Winemaker Joel Peterson, the founder of Ravenswood Winery in Sonoma, came up with the phrase “No Wimpy Wines” to characterize his big, flavorful zinfandels that packed a wallop.
Although higher-alcohol wines are now under attack by the wine thought police, Peterson continues to be the hand behind Ravenswood’s big zins, although he no longer owns the place. Peterson is particularly proud of his single-vineyard zinfandels, often older vines, some of them field blends with a few other varieties inter-planted among the zinfandels. Although they come from different vineyards, the grape is basically the same as is the winemaker, so the wines are more alike than they are different; here is a sampling of five:
2012 Ravenswood “Big River” Alexander Valley zinfandel ($32)

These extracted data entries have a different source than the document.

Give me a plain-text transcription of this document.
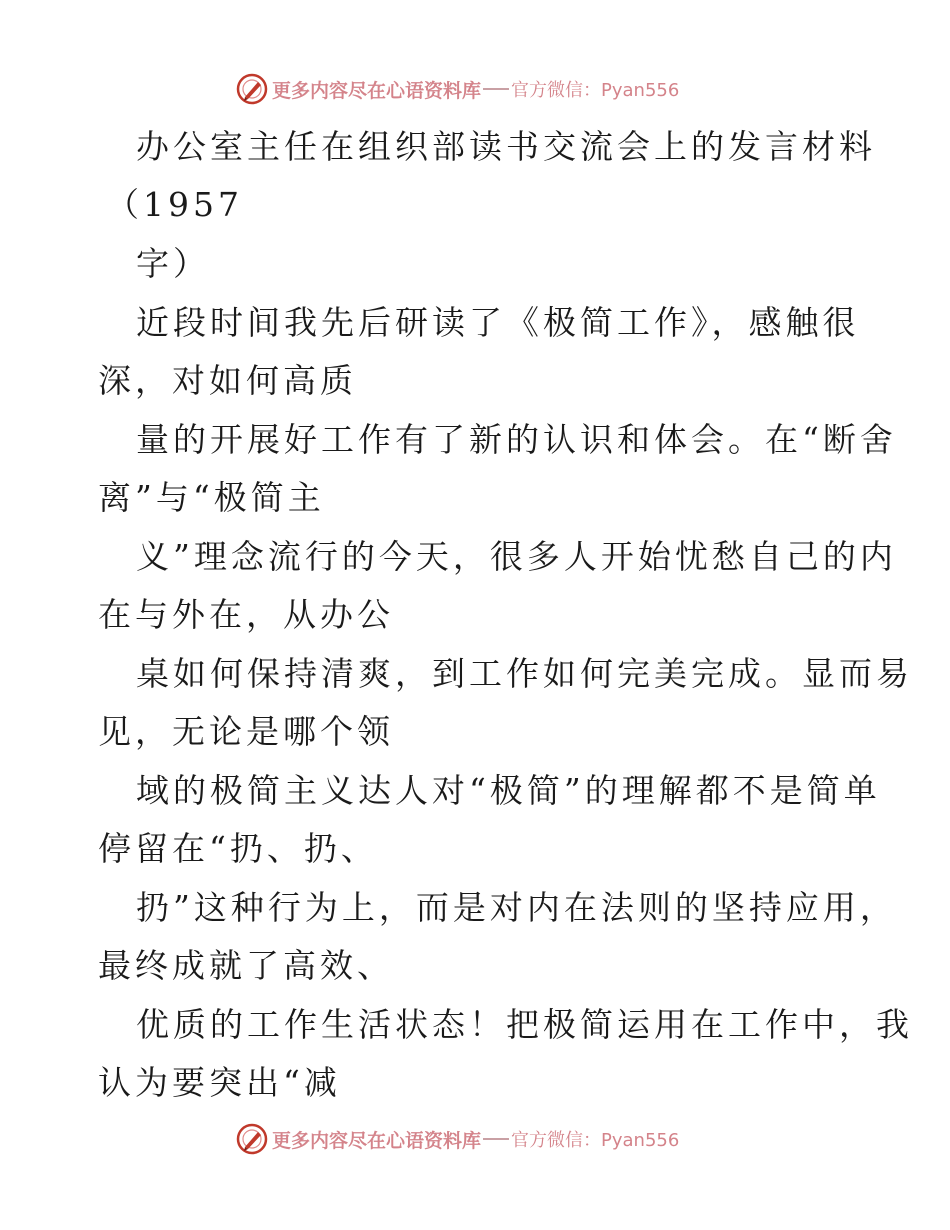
更多内容尽在心语资料库 官方微信：Pyan556
办公室主任在组织部读书交流会上的发言材料
（1957
字）
近段时间我先后研读了《极简工作》，感触很
深，对如何高质
量的开展好工作有了新的认识和体会。在“断舍
离”与“极简主
义”理念流行的今天，很多人开始忧愁自己的内
在与外在，从办公
桌如何保持清爽，到工作如何完美完成。显而易
见，无论是哪个领
域的极简主义达人对“极简”的理解都不是简单
停留在“扔、扔、
扔”这种行为上，而是对内在法则的坚持应用，
最终成就了高效、
优质的工作生活状态！把极简运用在工作中，我
认为要突出“减
更多内容尽在心语资料库 官方微信：Pyan556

The biggest of the batch in terms of alcohol — a hefty 15.9 percent — Big River is indeed big, burly, and complex with layers of flavors. First come the ripe, dried fruits, followed by balsamic notes, some figs, and savory notes of wood and forest floor. Yeah, it does taste a little bit like a port, but not as sweet. My Pick of the Litter.

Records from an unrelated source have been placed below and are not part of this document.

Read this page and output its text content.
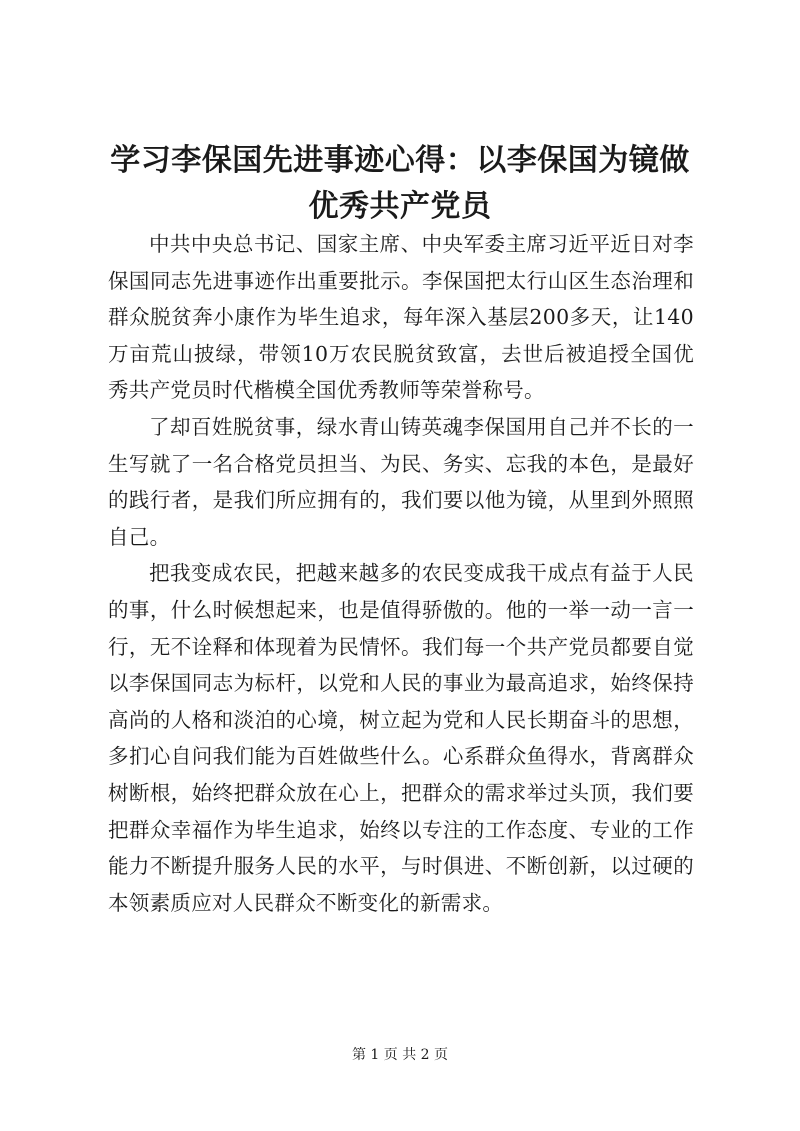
学习李保国先进事迹心得：以李保国为镜做优秀共产党员

中共中央总书记、国家主席、中央军委主席习近平近日对李保国同志先进事迹作出重要批示。李保国把太行山区生态治理和群众脱贫奔小康作为毕生追求，每年深入基层200多天，让140万亩荒山披绿，带领10万农民脱贫致富，去世后被追授全国优秀共产党员时代楷模全国优秀教师等荣誉称号。

了却百姓脱贫事，绿水青山铸英魂李保国用自己并不长的一生写就了一名合格党员担当、为民、务实、忘我的本色，是最好的践行者，是我们所应拥有的，我们要以他为镜，从里到外照照自己。

把我变成农民，把越来越多的农民变成我干成点有益于人民的事，什么时候想起来，也是值得骄傲的。他的一举一动一言一行，无不诠释和体现着为民情怀。我们每一个共产党员都要自觉以李保国同志为标杆，以党和人民的事业为最高追求，始终保持高尚的人格和淡泊的心境，树立起为党和人民长期奋斗的思想，多扪心自问我们能为百姓做些什么。心系群众鱼得水，背离群众树断根，始终把群众放在心上，把群众的需求举过头顶，我们要把群众幸福作为毕生追求，始终以专注的工作态度、专业的工作能力不断提升服务人民的水平，与时俱进、不断创新，以过硬的本领素质应对人民群众不断变化的新需求。

第 1 页 共 2 页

2012 Ravenswood “Dickerson” Napa Valley zinfandel ($34)
A very-berry, intensive flavor with a lot of walnut-like tannins; also some balsamic notes and a long finish.
2012 Ravenswood “Old Hill” Sonoma Valley zinfandel ($50)

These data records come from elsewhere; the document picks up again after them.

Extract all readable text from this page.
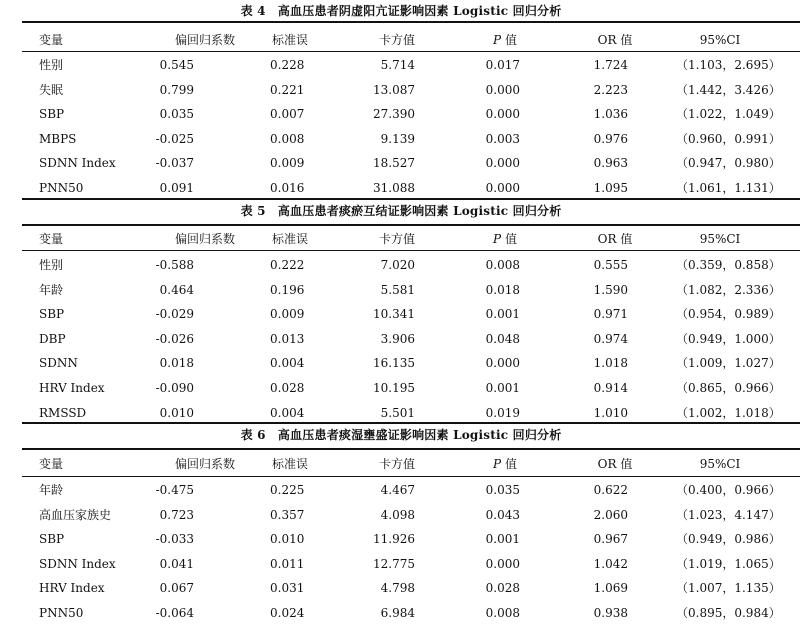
表 4　高血压患者阴虚阳亢证影响因素 Logistic 回归分析
变量	偏回归系数	标准误	卡方值	P 值	OR 值	95%CI
性别	0.545	0.228	5.714	0.017	1.724	（1.103，2.695）
失眠	0.799	0.221	13.087	0.000	2.223	（1.442，3.426）
SBP	0.035	0.007	27.390	0.000	1.036	（1.022，1.049）
MBPS	-0.025	0.008	9.139	0.003	0.976	（0.960，0.991）
SDNN Index	-0.037	0.009	18.527	0.000	0.963	（0.947，0.980）
PNN50	0.091	0.016	31.088	0.000	1.095	（1.061，1.131）
表 5　高血压患者痰瘀互结证影响因素 Logistic 回归分析
变量	偏回归系数	标准误	卡方值	P 值	OR 值	95%CI
性别	-0.588	0.222	7.020	0.008	0.555	（0.359，0.858）
年龄	0.464	0.196	5.581	0.018	1.590	（1.082，2.336）
SBP	-0.029	0.009	10.341	0.001	0.971	（0.954，0.989）
DBP	-0.026	0.013	3.906	0.048	0.974	（0.949，1.000）
SDNN	0.018	0.004	16.135	0.000	1.018	（1.009，1.027）
HRV Index	-0.090	0.028	10.195	0.001	0.914	（0.865，0.966）
RMSSD	0.010	0.004	5.501	0.019	1.010	（1.002，1.018）
表 6　高血压患者痰湿壅盛证影响因素 Logistic 回归分析
变量	偏回归系数	标准误	卡方值	P 值	OR 值	95%CI
年龄	-0.475	0.225	4.467	0.035	0.622	（0.400，0.966）
高血压家族史	0.723	0.357	4.098	0.043	2.060	（1.023，4.147）
SBP	-0.033	0.010	11.926	0.001	0.967	（0.949，0.986）
SDNN Index	0.041	0.011	12.775	0.000	1.042	（1.019，1.065）
HRV Index	0.067	0.031	4.798	0.028	1.069	（1.007，1.135）
PNN50	-0.064	0.024	6.984	0.008	0.938	（0.895，0.984）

Very granular and textured; you can feel the structure on your palate. There are lots of red and black berry flavors and some fruity sweetness — lots of tannins. It’s a big-flavored wine, but one that will mellow with age or extended decanting.
2012 Ravenswood “Teledeschi” Dry Creek zinfandel ($32)
Has rounded fruit, smooth flavor with black cherries, some balsamic notes, and good tannins.
2012 Ravenswood “Belloni” Russian River zinfandel ($34)
This reserve has lots of concentrated fruit that opens up with decanting. The dominant feature is blackberry juiciness with a balanced, lean, food-friendly sinewy finish. Some savory notes are mixed in with dusty tannins.